Saturday, May 28, 2011

Next (f) Stop: T-Shirt

You have guessed it: I have been engrossed in my photography studies for the last while. Projects handed up, semester over, last exam sat - I am free to dabble in crafty creativity again. But I cannot quite let go of my photography obsession, so the little project I did just now is for photo nerds, again.

I recently got myself a really cool T-shirt with a Canon eos settings dial on it. It's great, but it got me thinking that you could make one myself and save the € 20,00 I paid for the dial shirt for other things. All you need is some iron on transfer paper, a printer, an iron and an idea. So I went out and bought a cheap white shirt for € 4,00 and set about designing my t-shirt.

What I came up with is probably gobbledegook for most of you but is instantly recognisable for photographers - I simply typed the standard f-stop numbers in an OpenOffice document, chose a nice font reminiscent of the fonts seen on lens dials and then gave my design a bit of colour by highlighting the three main f-stop numbers.

I bought my iron-on transfer paper a while ago when I was making T-shirts for my kids' play-cafĂ©. These transfers seem a bit pricy - mine is a pack from HP, containing 12 A4 sheets. They were € 25,85 about three years ago. You can probably find cheaper ones nowadays.

The next step is to print your design onto the transfer paper. Please be cleverer than me and think before you print. You need to flip the design horizontally before you print it in order for it to be the right way round when you have ironed it on.

So what you see here in the image on the right is wrong!!!

Cut your transfer paper to size - you don't need the whole page and you might want to use the left-over bit of transfer paper for another, smaller project. I used my guillotine for that.
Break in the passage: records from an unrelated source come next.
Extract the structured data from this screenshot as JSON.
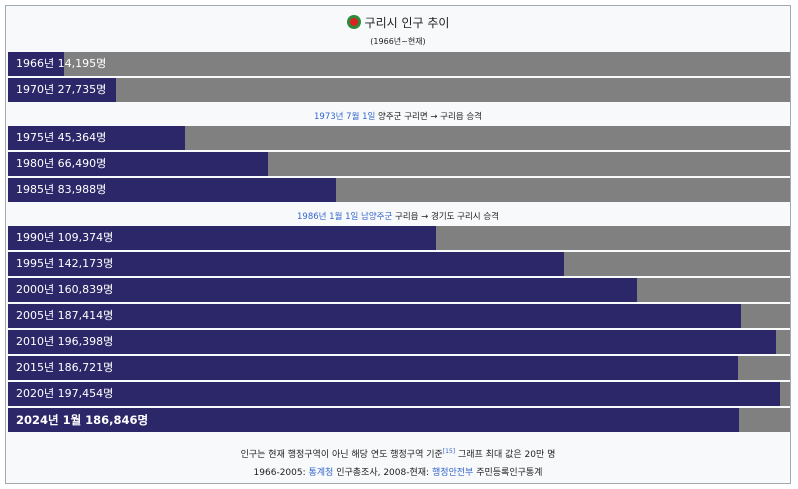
{
  "header": {
    "title": "구리시 인구 추이",
    "subtitle": "(1966년~현재)"
  },
  "events": [
    {
      "link_text": "1973년 7월 1일",
      "text": " 양주군 구리면 → 구리읍 승격"
    },
    {
      "link_text": "1986년 1월 1일 남양주군",
      "text": " 구리읍 → 경기도 구리시 승격"
    }
  ],
  "chart_data": {
    "type": "bar",
    "orientation": "horizontal",
    "title": "구리시 인구 추이",
    "subtitle": "(1966년~현재)",
    "xlim": [
      0,
      200000
    ],
    "categories": [
      "1966년",
      "1970년",
      "1975년",
      "1980년",
      "1985년",
      "1990년",
      "1995년",
      "2000년",
      "2005년",
      "2010년",
      "2015년",
      "2020년",
      "2024년 1월"
    ],
    "values": [
      14195,
      27735,
      45364,
      66490,
      83988,
      109374,
      142173,
      160839,
      187414,
      196398,
      186721,
      197454,
      186846
    ],
    "labels": [
      "1966년 14,195명",
      "1970년 27,735명",
      "1975년 45,364명",
      "1980년 66,490명",
      "1985년 83,988명",
      "1990년 109,374명",
      "1995년 142,173명",
      "2000년 160,839명",
      "2005년 187,414명",
      "2010년 196,398명",
      "2015년 186,721명",
      "2020년 197,454명",
      "2024년 1월 186,846명"
    ],
    "bar_color": "#2c2768",
    "track_color": "#808080"
  },
  "footer": {
    "note_before": "인구는 현재 행정구역이 아닌 해당 연도 행정구역 기준",
    "ref": "[15]",
    "note_after": " 그래프 최대 값은 20만 명",
    "src_1_prefix": "1966-2005: ",
    "src_1_link": "통계청",
    "src_1_text": " 인구총조사, 2008-현재: ",
    "src_2_link": "행정안전부",
    "src_2_text": " 주민등록인구통계"
  }
}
The top row of this illustration on the right is what you need to have on your transfer paper - the image flipped horizontally.

Anyway, once I had rectified that mistake, I was ready to wield the iron. Just follow the instructions according to the transfer paper manufacturer. I first gave my T-shirt a proper iron to make sure there were no creases on it. Then I placed the transfer paper right where I wanted it and ironed away. It took a good 5 minutes, I think. Taking the backing paper off can be tricky. For me it worked best to whack it off in one smooth motion, rather than doing it slowly. That might depend on the manufacturer, though.

Tada, here is my photo-nerd shirt:

The shirt can be worn and washed frequently - my kids wore theirs a lot and the design did not come off for a long time. Eventually the plastic-y transfer stuff might start flaking off, but hey, that is just a sign that you should really think about designing another personal favourite.